Dain let the fawning proprietor adorn his plate with a large assortment of fruit tarts, artistically arranged in concentric circles.
They ate their sweets in silence until Dain, having decimated enough tarts to set every tooth in his mouth throbbing, set down his fork and frowned at her hands.
“Have all the rules changed since I’ve been away from England?” he asked. “I’m aware ladies do not carelessly expose their naked hands to public view.
I did understand, though, that they were permitted to remove their gloves to eat.”
“It is permitted,” she said. “But it isn’t possible.” She raised her hand to show him the long row of tiny pearl buttons. “I should be all afternoon undoing them without my maid’s help.”
“Why the devil wear such pestilentially bother-some things?” he demanded.
“Genevieve bought them especially for this pelisse,” she said. “If I didn’t wear them, she’d be dreadfully hurt.”
He was still staring at the gloves.
“Genevieve is my grandmother,” she explained. He hadn’t met her. He’d arrived just as Genevieve had lain down for her nap—though Jessica had no doubt her grandmother had promptly risen and peeped through the door the moment she’d heard the deep, masculine voice.
The voice’s owner now looked up, his black eyes glinting. “Ah, yes. The watch.”
“That, too, was a wise choice,” Jessica said, setting down her own fork and settling back into her business mode. “She was enchanted.”

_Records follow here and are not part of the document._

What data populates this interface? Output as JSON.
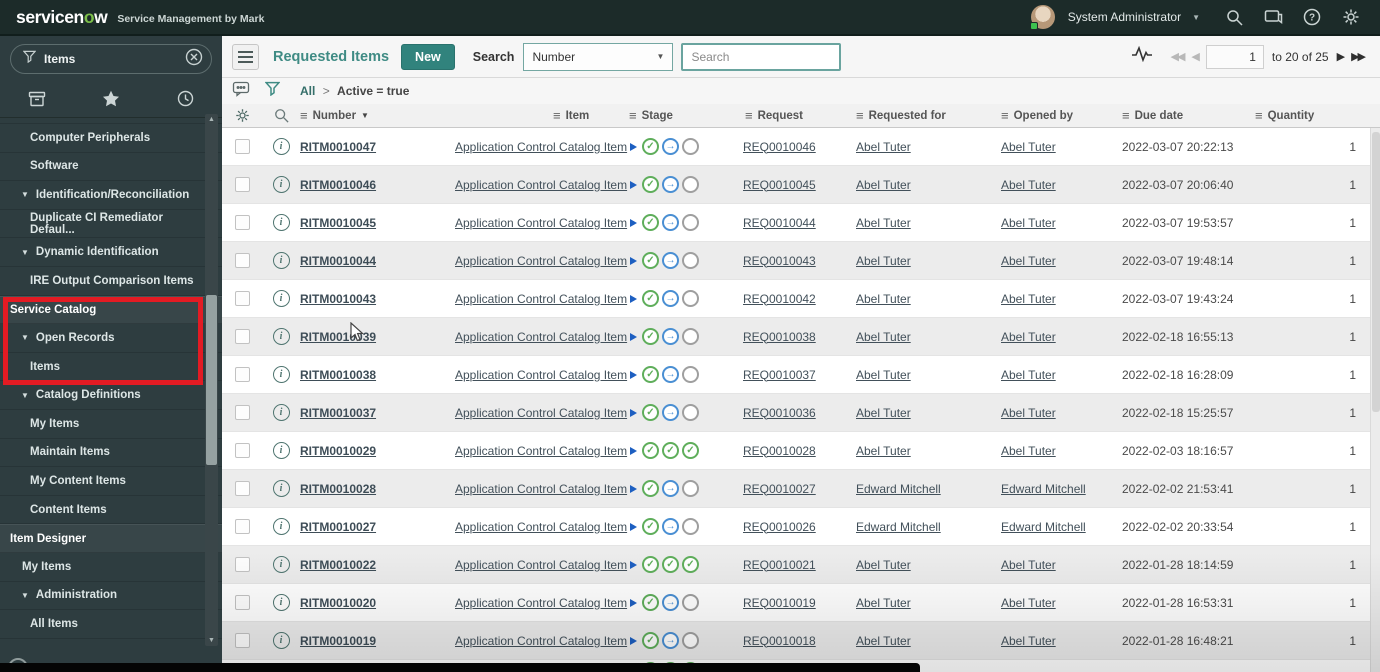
{
  "topbar": {
    "brand": "servicenow",
    "product": "Service Management by Mark",
    "user_menu": "System Administrator",
    "icons": [
      "search-icon",
      "connect-chat-icon",
      "help-icon",
      "settings-gear-icon"
    ]
  },
  "sidebar": {
    "filter_value": "Items",
    "tabs": [
      "all-applications",
      "favorites",
      "history"
    ],
    "annotation_color": "#e31b23",
    "nav": [
      {
        "label": "",
        "type": "clipped"
      },
      {
        "label": "Computer Peripherals",
        "type": "item"
      },
      {
        "label": "Software",
        "type": "item"
      },
      {
        "label": "Identification/Reconciliation",
        "type": "group"
      },
      {
        "label": "Duplicate CI Remediator Defaul...",
        "type": "item"
      },
      {
        "label": "Dynamic Identification",
        "type": "group"
      },
      {
        "label": "IRE Output Comparison Items",
        "type": "item"
      },
      {
        "label": "Service Catalog",
        "type": "section"
      },
      {
        "label": "Open Records",
        "type": "group"
      },
      {
        "label": "Items",
        "type": "item"
      },
      {
        "label": "Catalog Definitions",
        "type": "group"
      },
      {
        "label": "My Items",
        "type": "item"
      },
      {
        "label": "Maintain Items",
        "type": "item"
      },
      {
        "label": "My Content Items",
        "type": "item"
      },
      {
        "label": "Content Items",
        "type": "item"
      },
      {
        "label": "Item Designer",
        "type": "section"
      },
      {
        "label": "My Items",
        "type": "item-lg"
      },
      {
        "label": "Administration",
        "type": "group"
      },
      {
        "label": "All Items",
        "type": "item"
      }
    ]
  },
  "toolbar": {
    "menu_title": "Requested Items",
    "new_button": "New",
    "search_label": "Search",
    "search_field_selected": "Number",
    "search_placeholder": "Search",
    "pagination": {
      "current_page": "1",
      "range_text": "to 20 of 25"
    }
  },
  "filter_bar": {
    "breadcrumb_root": "All",
    "breadcrumb_separator": ">",
    "breadcrumb_condition": "Active = true"
  },
  "table": {
    "columns": [
      "Number",
      "Item",
      "Stage",
      "Request",
      "Requested for",
      "Opened by",
      "Due date",
      "Quantity"
    ],
    "sorted_column": "Number",
    "sort_direction": "desc",
    "stage_legend": {
      "check": "completed",
      "arrow": "in-progress",
      "open": "pending"
    },
    "rows": [
      {
        "number": "RITM0010047",
        "item": "Application Control Catalog Item",
        "stage": [
          "check",
          "arrow",
          "open"
        ],
        "request": "REQ0010046",
        "requested_for": "Abel Tuter",
        "opened_by": "Abel Tuter",
        "due_date": "2022-03-07 20:22:13",
        "quantity": "1"
      },
      {
        "number": "RITM0010046",
        "item": "Application Control Catalog Item",
        "stage": [
          "check",
          "arrow",
          "open"
        ],
        "request": "REQ0010045",
        "requested_for": "Abel Tuter",
        "opened_by": "Abel Tuter",
        "due_date": "2022-03-07 20:06:40",
        "quantity": "1"
      },
      {
        "number": "RITM0010045",
        "item": "Application Control Catalog Item",
        "stage": [
          "check",
          "arrow",
          "open"
        ],
        "request": "REQ0010044",
        "requested_for": "Abel Tuter",
        "opened_by": "Abel Tuter",
        "due_date": "2022-03-07 19:53:57",
        "quantity": "1"
      },
      {
        "number": "RITM0010044",
        "item": "Application Control Catalog Item",
        "stage": [
          "check",
          "arrow",
          "open"
        ],
        "request": "REQ0010043",
        "requested_for": "Abel Tuter",
        "opened_by": "Abel Tuter",
        "due_date": "2022-03-07 19:48:14",
        "quantity": "1"
      },
      {
        "number": "RITM0010043",
        "item": "Application Control Catalog Item",
        "stage": [
          "check",
          "arrow",
          "open"
        ],
        "request": "REQ0010042",
        "requested_for": "Abel Tuter",
        "opened_by": "Abel Tuter",
        "due_date": "2022-03-07 19:43:24",
        "quantity": "1"
      },
      {
        "number": "RITM0010039",
        "item": "Application Control Catalog Item",
        "stage": [
          "check",
          "arrow",
          "open"
        ],
        "request": "REQ0010038",
        "requested_for": "Abel Tuter",
        "opened_by": "Abel Tuter",
        "due_date": "2022-02-18 16:55:13",
        "quantity": "1"
      },
      {
        "number": "RITM0010038",
        "item": "Application Control Catalog Item",
        "stage": [
          "check",
          "arrow",
          "open"
        ],
        "request": "REQ0010037",
        "requested_for": "Abel Tuter",
        "opened_by": "Abel Tuter",
        "due_date": "2022-02-18 16:28:09",
        "quantity": "1"
      },
      {
        "number": "RITM0010037",
        "item": "Application Control Catalog Item",
        "stage": [
          "check",
          "arrow",
          "open"
        ],
        "request": "REQ0010036",
        "requested_for": "Abel Tuter",
        "opened_by": "Abel Tuter",
        "due_date": "2022-02-18 15:25:57",
        "quantity": "1"
      },
      {
        "number": "RITM0010029",
        "item": "Application Control Catalog Item",
        "stage": [
          "check",
          "check",
          "check"
        ],
        "request": "REQ0010028",
        "requested_for": "Abel Tuter",
        "opened_by": "Abel Tuter",
        "due_date": "2022-02-03 18:16:57",
        "quantity": "1"
      },
      {
        "number": "RITM0010028",
        "item": "Application Control Catalog Item",
        "stage": [
          "check",
          "arrow",
          "open"
        ],
        "request": "REQ0010027",
        "requested_for": "Edward Mitchell",
        "opened_by": "Edward Mitchell",
        "due_date": "2022-02-02 21:53:41",
        "quantity": "1"
      },
      {
        "number": "RITM0010027",
        "item": "Application Control Catalog Item",
        "stage": [
          "check",
          "arrow",
          "open"
        ],
        "request": "REQ0010026",
        "requested_for": "Edward Mitchell",
        "opened_by": "Edward Mitchell",
        "due_date": "2022-02-02 20:33:54",
        "quantity": "1"
      },
      {
        "number": "RITM0010022",
        "item": "Application Control Catalog Item",
        "stage": [
          "check",
          "check",
          "check"
        ],
        "request": "REQ0010021",
        "requested_for": "Abel Tuter",
        "opened_by": "Abel Tuter",
        "due_date": "2022-01-28 18:14:59",
        "quantity": "1"
      },
      {
        "number": "RITM0010020",
        "item": "Application Control Catalog Item",
        "stage": [
          "check",
          "arrow",
          "open"
        ],
        "request": "REQ0010019",
        "requested_for": "Abel Tuter",
        "opened_by": "Abel Tuter",
        "due_date": "2022-01-28 16:53:31",
        "quantity": "1"
      },
      {
        "number": "RITM0010019",
        "item": "Application Control Catalog Item",
        "stage": [
          "check",
          "arrow",
          "open"
        ],
        "request": "REQ0010018",
        "requested_for": "Abel Tuter",
        "opened_by": "Abel Tuter",
        "due_date": "2022-01-28 16:48:21",
        "quantity": "1"
      }
    ],
    "partial_row_stage": [
      "check",
      "check",
      "check"
    ]
  }
}
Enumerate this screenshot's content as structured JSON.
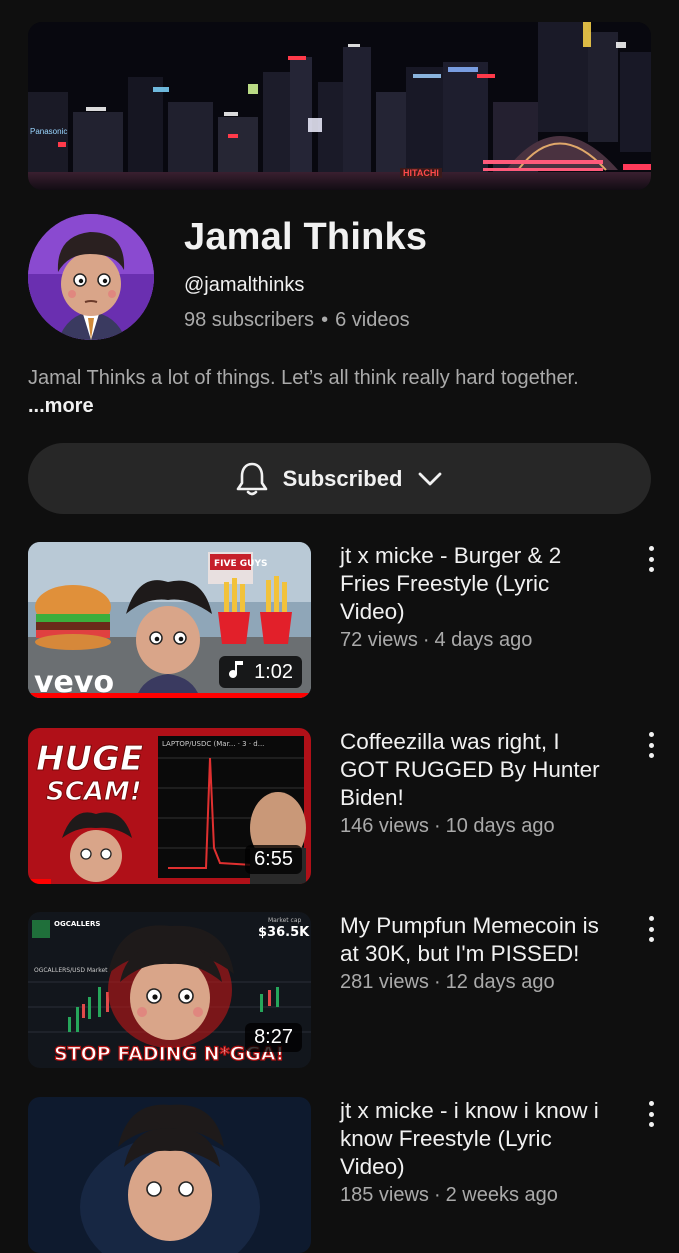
{
  "channel": {
    "name": "Jamal Thinks",
    "handle": "@jamalthinks",
    "subscribers": "98 subscribers",
    "videos": "6 videos",
    "separator": "•",
    "description": "Jamal Thinks a lot of things. Let’s all think really hard together.",
    "more_label": "...more"
  },
  "banner_signs": {
    "hitachi": "HITACHI",
    "panasonic": "Panasonic"
  },
  "subscribe": {
    "label": "Subscribed",
    "bell_icon": "bell-icon",
    "chevron_icon": "chevron-down-icon"
  },
  "videos": [
    {
      "title": "jt x micke - Burger & 2 Fries Freestyle (Lyric Video)",
      "views": "72 views",
      "age": "4 days ago",
      "sep": "·",
      "duration": "1:02",
      "music_icon": "music-note-icon",
      "thumb_text": {
        "vevo": "vevo",
        "sign": "FIVE GUYS"
      },
      "progress": 1.0
    },
    {
      "title": "Coffeezilla was right, I GOT RUGGED By Hunter Biden!",
      "views": "146 views",
      "age": "10 days ago",
      "sep": "·",
      "duration": "6:55",
      "thumb_text": {
        "huge": "HUGE",
        "scam": "SCAM!",
        "chart_label": "LAPTOP/USDC (Mar... · 3 · d..."
      },
      "progress": 0.08
    },
    {
      "title": "My Pumpfun Memecoin is at 30K, but I'm PISSED!",
      "views": "281 views",
      "age": "12 days ago",
      "sep": "·",
      "duration": "8:27",
      "thumb_text": {
        "brand": "OGCALLERS",
        "pair": "OGCALLERS/USD Market",
        "mcap_label": "Market cap",
        "mcap": "$36.5K",
        "banner": "STOP FADING N*GGA!"
      }
    },
    {
      "title": "jt x micke - i know i know i know Freestyle (Lyric Video)",
      "views": "185 views",
      "age": "2 weeks ago",
      "sep": "·"
    }
  ],
  "colors": {
    "background": "#0f0f0f",
    "text": "#f1f1f1",
    "secondary": "#aaaaaa",
    "button": "#272727",
    "progress": "#ff0000"
  }
}
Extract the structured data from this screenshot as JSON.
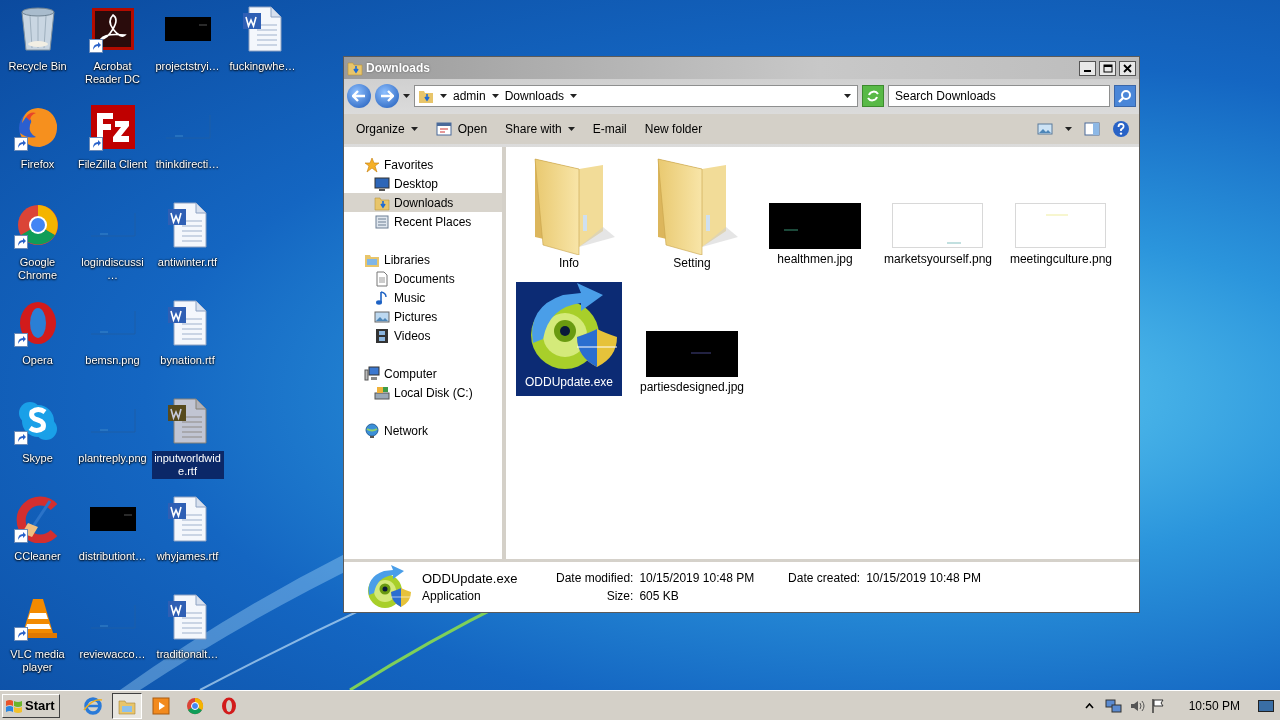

“I am not your little white-haired grandmother,” he said, instantly taking her meaning. “I am not so enchanted with icons—even Stroganovs—to pay a farthing more than they’re worth. To me, it’s worth no more than a thousand. But if you’ll promise not to bore me to distraction by haggling and trying to slay me with your eyes in between, I shall gladly pay fifteen hundred.”
She had hoped to work him round by degrees. His tone told her he had no intention of being worked upon. Straight to the point, then—the point she’d decided upon hours ago, after catching the expression in his eyes when she’d let him examine her remarkable find.
“I shall gladly give it to you, my lord,” she said.
“No one gives me anything,” he said coldly. “Play your game—whatever it is—with someone else. Fifteen hundred is my offer. My only offer.”